First she said that higher penalties should be put into effect for those who abuse seniors. The state government recently enacted a new law on nursing home and rehabilitation center reform but it hasn’t been in effect long enough to really be enforced. Second, Clark said that surveys should be done monthly with patients and residents.

Clark also noted that many nursing homes are dangerously understaffed. Federal officials who testified before the U.S. Congress several years ago said that nationwide, more than half (54 percent) were below the suggested minimum staffing level for nurses aides, nearly one in four (23 percent) were below the suggested minimum staffing level for total licensed staff, and nearly a third (31 percent) were below the suggested minimum staffing level for registered nurses. More than one-half (56 percent) were below the preferred minimum level for total licensed staff and two thirds (67 percent) were below the preferred minimum level for registered nurses. Additionally, the federal officials recommended even higher requirements than are currently the suggested minimums.

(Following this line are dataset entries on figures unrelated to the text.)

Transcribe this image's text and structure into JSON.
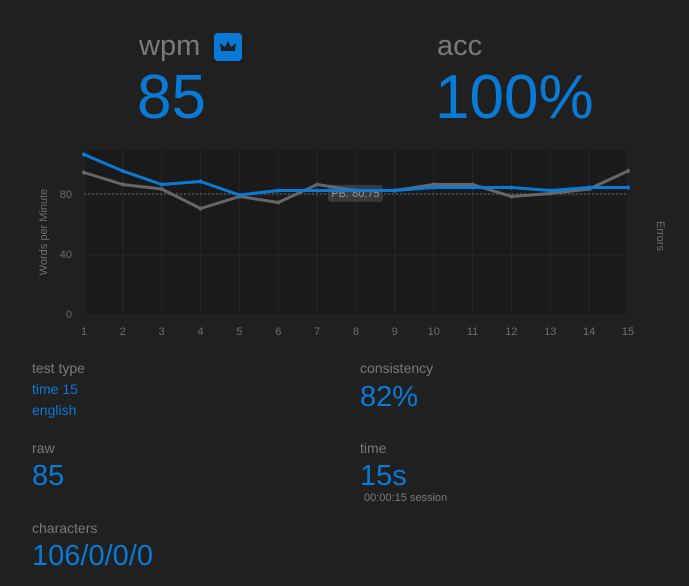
{
  "stats": {
    "wpm_label": "wpm",
    "wpm": "85",
    "acc_label": "acc",
    "acc": "100%",
    "test_type_label": "test type",
    "test_type": "time 15",
    "language": "english",
    "consistency_label": "consistency",
    "consistency": "82%",
    "raw_label": "raw",
    "raw": "85",
    "time_label": "time",
    "time": "15s",
    "session": "00:00:15 session",
    "characters_label": "characters",
    "characters": "106/0/0/0"
  },
  "chart_data": {
    "type": "line",
    "x": [
      1,
      2,
      3,
      4,
      5,
      6,
      7,
      8,
      9,
      10,
      11,
      12,
      13,
      14,
      15
    ],
    "xlim": [
      1,
      15
    ],
    "xticks": [
      1,
      2,
      3,
      4,
      5,
      6,
      7,
      8,
      9,
      10,
      11,
      12,
      13,
      14,
      15
    ],
    "ylim": [
      0,
      110
    ],
    "yticks": [
      0,
      40,
      80
    ],
    "y_label": "Words per Minute",
    "y2_label": "Errors",
    "grid": true,
    "annotation": {
      "value": 80.75,
      "label": "PB: 80.75"
    },
    "series": [
      {
        "name": "raw",
        "color": "#666666",
        "values": [
          95,
          87,
          84,
          71,
          79,
          75,
          87,
          83,
          83,
          87,
          87,
          79,
          81,
          84,
          96
        ]
      },
      {
        "name": "wpm",
        "color": "#0a7ad7",
        "values": [
          107,
          96,
          87,
          89,
          80,
          83,
          83,
          83,
          83,
          85,
          85,
          85,
          83,
          85,
          85
        ]
      }
    ]
  }
}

In my research, I discovered many more incidents occur than what I thought. Reports of thievery, identity theft, physical and verbal abuse, and even rape appear frequently in the media.

The culprits of these major and minor crimes are usually employees that are lower in the workplace hierarchy such as janitors and Certified Nursing Assistants.

As for the victims of these acts, women are more victimized than the men, which, when I thought about it, made sense. Or at least it makes sense technically and mathematically but that still doesn’t make it right, of course.


Reports which look at nursing home abuse statistics find that 30% of the facilities are cited for instances of abuse. Still, even more alarming is the nursing home abuse statistics showing that the majority of all nursing home abuse instances are never even reported. The nursing home abuse statistics include severe instances of abuse ranging from death to malnutrition and dehydration, inadequate medical care, and many other serious injuries and conditions.

As a person with loved ones in nursing homes and rehabilitation centers, I found this information shocking but not surprising. I started with only with my opinion and a hunch, but now I urge those like me to help combat this issue by talking to your elected officials and visiting your loved ones often to check on their progress.

After all, aren’t these facilities established for the purpose of healing the sick and helping the weak recover?